And then also an announcement just the other day Adobe announced that they’re integrating Sora, Pica and Runway into Adobe. So when you’re working in Premiere, I believe it is, you’re able to kind of maybe even like create a space for a bit of video at some point, you’ll hit the Sora button, enter a text prompt, it’ll give you a few images to choose from as a starting image and then it’ll generate that video and you can drop it right into the timeline. So those are, you know, they’re kind of setting the stage for us to kind of imagine, you know, where it’s going. But Craig, maybe you speak to VFX a little bit better. What have you seen? 

 

Craig: Sure. Well, first I just wanted to say I actually got a chance to go by the Adobe booth and look at the Firefly.

 

uh… area where they were talking about these yet to be released features with a they don’t have a date for it by the way of course and they’re not even they weren’t even comfortable saying yet that any of those three are partners, they are in talks but they did have the drop downs implemented so you could go out and you want to generate this and uh… they’re also one of the i think one of the most impressive things i found about Adobe beyond just being who they are is that they’ve made a conscious choice to be what they would call an ethical tools developer. What that means is they have artists going out and generating original training data to train their Firefly video model. So it complements the other three that we talked about. And they are part of a, I think it’s called the Content Authenticity Initiative. And they are signatories. Ironically, I think it’s with Microsoft and the New York Times, ironically because those two are suing well, because Microsoft’s being sued by New York Times for taking their data. So, but anyway, so they’re all in there and talking about how do we ensure that we’re doing this training properly? But I was, it was really cool. The features they talked about creating on their own within the tool will include generating basically stock footage, well, replacement stock footage, B -roll kind of footage.

 

Add and subtract objects like Seth was saying and extend shots if you want to extend out something because you need to time it out more. So really cool things. And obviously there’s going to be a lot more to come from these innovators. On the VFX side, you know, when I was back at Crafty Apes, one of the big things that they were focusing on was de -aging. That was a big focus. And there are definitely a bunch of companies, like I think,

 

One of the ones that was focusing a lot on that also was MARZ. I think they, but obviously last year was decimated a lot of different companies and MARZ is still around. And I think they’re focusing mostly on their IP and not on their services. Maybe they’re now focusing on services again, but de -aging was one area, honestly, for the quality that you’re trying to generate for Hollywood productions.

 

it was still not there. Often you’d have to end up going and doing a lot of artistry to correct the AI. Yeah. 

 

Atul: I think the same. Just to add to what you’re saying, I heard the same thing from on the localization piece for the deep fakes of lip sync. And the place where AI is breaking down and not able to sort of get the right perspective is if you have a sideways shot right? And the mouth is moving, then it’s breaking. And it’s not very smooth. But there are limitations in some of these cases, right?
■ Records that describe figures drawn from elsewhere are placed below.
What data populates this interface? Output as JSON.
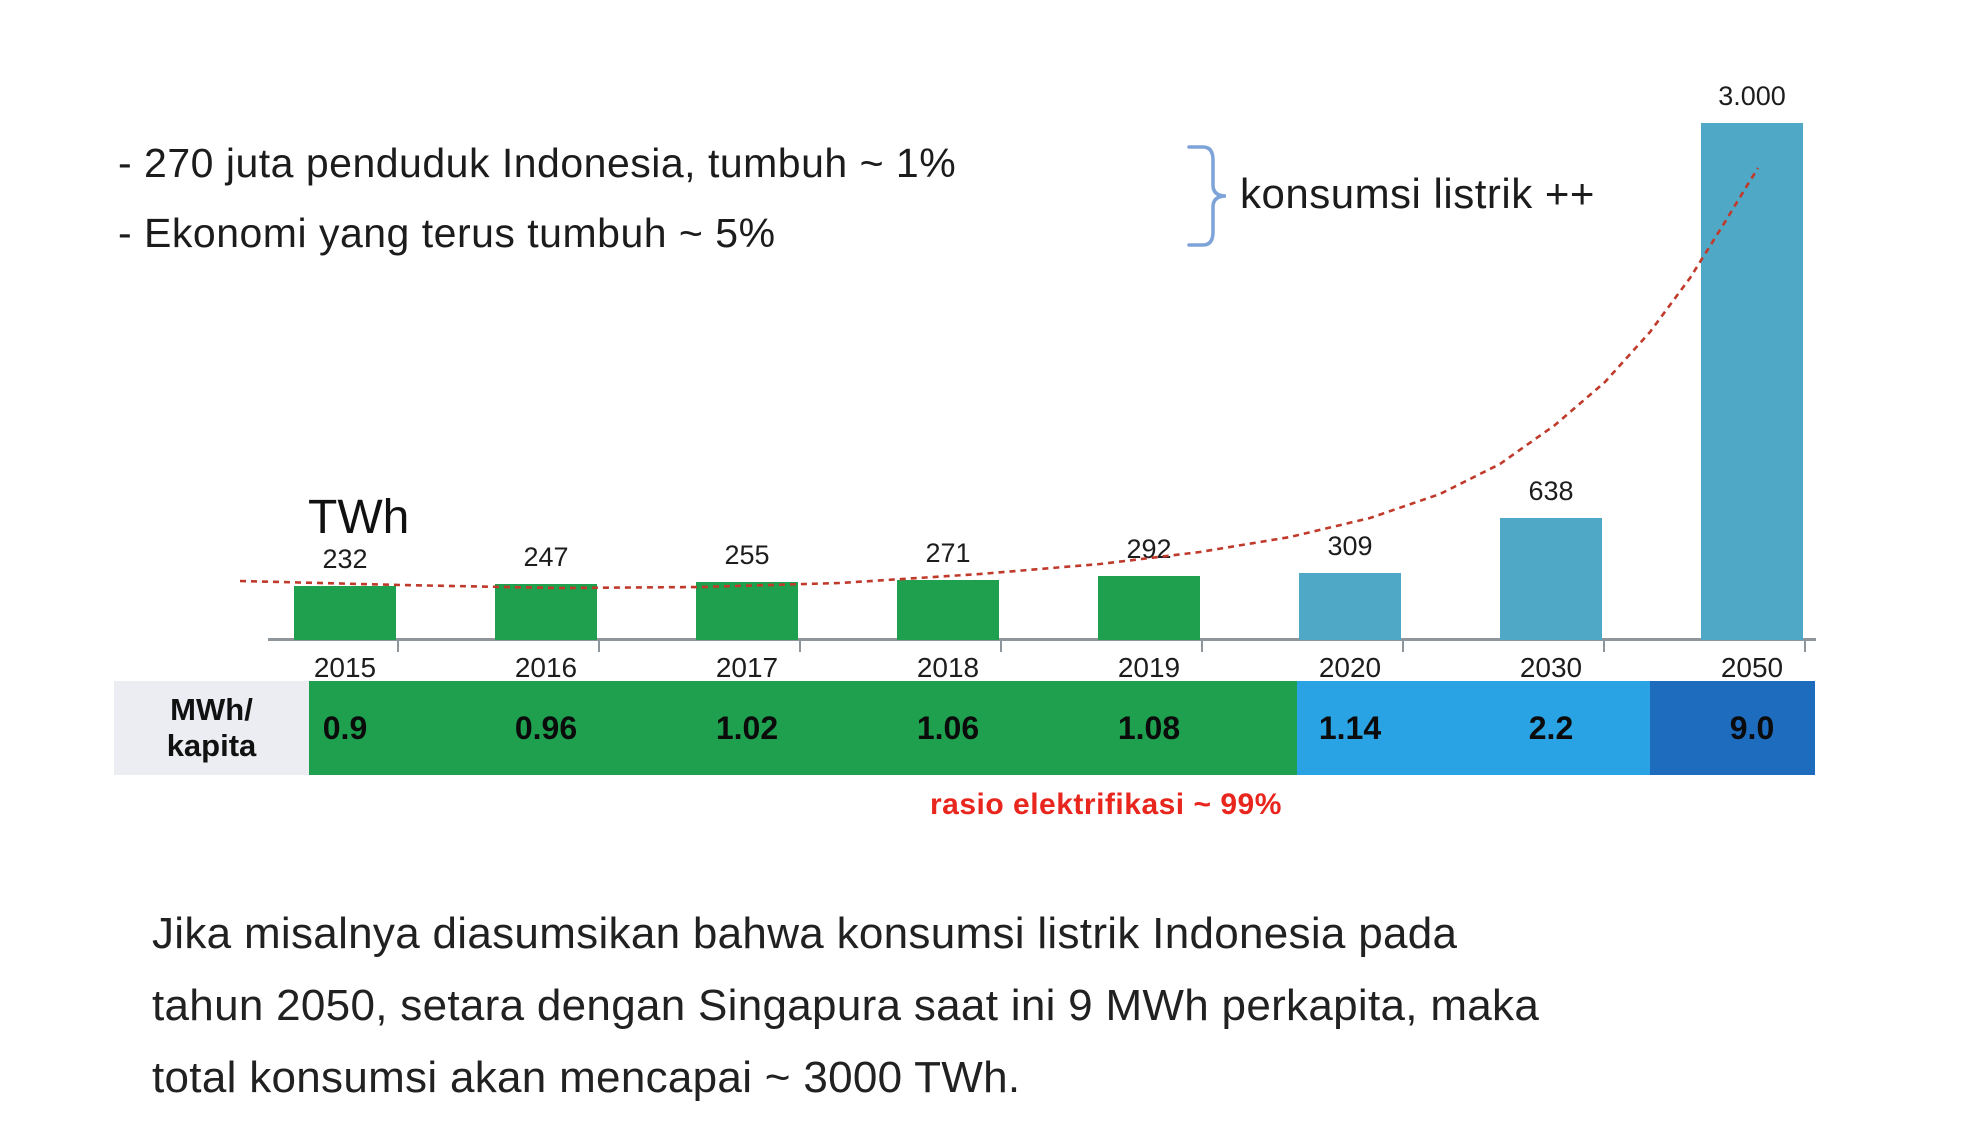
{
  "slide": {
    "bullets": [
      "- 270 juta penduduk Indonesia, tumbuh ~ 1%",
      "- Ekonomi yang terus tumbuh ~ 5%"
    ],
    "brace_note": "konsumsi listrik ++",
    "footer_lines": [
      "Jika misalnya diasumsikan bahwa konsumsi listrik Indonesia pada",
      "tahun 2050, setara dengan Singapura saat ini 9 MWh perkapita, maka",
      "total konsumsi akan mencapai ~ 3000 TWh."
    ]
  },
  "chart_data": {
    "type": "bar",
    "title": "TWh",
    "ylabel": "TWh",
    "ylim": [
      0,
      3000
    ],
    "grid": false,
    "legend": "none",
    "categories": [
      "2015",
      "2016",
      "2017",
      "2018",
      "2019",
      "2020",
      "2030",
      "2050"
    ],
    "values": [
      232,
      247,
      255,
      271,
      292,
      309,
      638,
      3000
    ],
    "value_labels": [
      "232",
      "247",
      "255",
      "271",
      "292",
      "309",
      "638",
      "3.000"
    ],
    "bar_color_keys": [
      "green",
      "green",
      "green",
      "green",
      "green",
      "teal",
      "teal",
      "teal"
    ],
    "trend_line": {
      "style": "dashed",
      "color_key": "trend_red",
      "shape": "exponential growth from 2015 level to 2050 bar top"
    },
    "per_capita_row": {
      "label_lines": [
        "MWh/",
        "kapita"
      ],
      "values": [
        "0.9",
        "0.96",
        "1.02",
        "1.06",
        "1.08",
        "1.14",
        "2.2",
        "9.0"
      ],
      "segment_color_keys": [
        "band_green",
        "band_lightblue",
        "band_darkblue"
      ],
      "segment_category_spans": [
        [
          0,
          4
        ],
        [
          5,
          6
        ],
        [
          7,
          7
        ]
      ]
    },
    "caption": "rasio elektrifikasi  ~ 99%"
  },
  "colors": {
    "green": "#1fa04f",
    "teal": "#4fa8c5",
    "band_green": "#1fa04f",
    "band_lightblue": "#29a3e3",
    "band_darkblue": "#1e6cbe",
    "trend_red": "#c03a2b",
    "caption_red": "#e8261d",
    "brace_blue": "#7da3d8",
    "axis_gray": "#8e969c",
    "label_cell_gray": "#ebedf3"
  }
}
Of how… 

 

Craig: But I mean, when you look at this, and I think Seth has really been diving into this a lot more deeply than I have, but the cool thing that’s coming, I think, is the marrying of the different AI frameworks.

 

So we’ve been talking about generative AI because all of a sudden you had this confluence of compute power and new models that work much more efficiently and people who said, let’s go grab the internet for good or bad. And all of a sudden it’s accessible to everybody. So we can all relate because you don’t have to be an AI expert and you can type something in a chat or draw something. Seth and we’ll talk about a little bit like with Leonardo at NAB.

 

But it’s accessible to the common person, which means it’s in all of our minds. So all of a sudden, people are saying, how can we use it more? But GenAI can only go so far without spending a lot of money with a lot more data, probably. But you can also do alternative models that are much more structurally based, symbolically based, so that you can marry them up. And everybody’s looking at RAG a retrieval augmented generation, where you can actually go and validate some content and say, does this actually make sense basically, or look up some information that’s missing. So they’re gonna get there with the structural pieces that it takes a lot longer if you don’t, I’ve seen, I think it’s Yann LeCun has been talking about how they’re never gonna get there with LLMs because you can just look at how long it would take AI to learn what a child can learn about going to ride a bike in just like a couple hours, it can go ride a bike. AI won’t be able to do that unless it tries for a year, or I’m just exaggerating here. So there’s missing data sources that AI doesn’t currently have. It just has what you feed it off of the internet or out of documents. It doesn’t have sensory inputs of like, what does it feel like when you wobble on a bike or whatever. But you have other ways to model that that you can feed in for specific kinds of capabilities. 

 

Atul: But one aspect that was curious was also, there is a post -COVID sort of world within the entertainment industry, which is that, had COVID not happened, I don’t think a lot of this video would have ended up on cloud as much as it actually has. Especially because of a lot of the remote workflows that got introduced at the time because of compulsions of COVID. Is that sort of creating lots more video data now? Because a lot of that video data, a lot of videos stored on cloud, you can actually run all kinds of other metadata extraction of object identification and place identification and person identification and so on and so forth. I just wanted to see if that has had an effect. 

 

Craig: I think you’re right. I know that at AWS, well, it’s not really directly AWS, but AWS’s clients, people who build on that infrastructure, those service companies like, let’s say, Deluxe.

 

They have a large footprint around the world and a lot of clients. So with permission from their customers, they had a unique vantage point where they said, Hey, we’ve got all this data in the cloud. Um, we want to run some analysis on it. We, we will show you how we’re going to do it. We will tell you how we’re protecting it because obviously that was a big hurdle. Uh, it was like a very hard choice for a lot of people to say, we’re going to put all of our crown jewels in the cloud. Uh, and, and, uh, well, I mean, people were pretty careful about it obviously, but to make sure it’s a legitimate process, but then they do have the ability to do large scale analysis. And I’m just picking AWS, but obviously Microsoft has been doing it on Azure and then you have Google Cloud, and then you have other separate contained clouds and local infrastructure where people are able to do that. But yes, I think to answer your original question, I do think that it gave certain service providers an ability they might not have been as easily able to do if that… that step hadn’t been taken during COVID. 

 

Atul: Fascinating. Fascinating. And just before we move to another very hot topic relating to a couple of initiatives that HP is doing in AI, one other question was relating to, again, the meat and potato stuff. So I spoke to Chris from Crafty Apes. And one of the things that he talked about was the meat and potato stuff, a lot of the regular stuff that otherwise happens in post, that actually having a lot of AI tooling and really reducing the amount of time and effort that is now required to do some of that stuff. Again, is that a big sort of contribution already that is mainstream now in post ?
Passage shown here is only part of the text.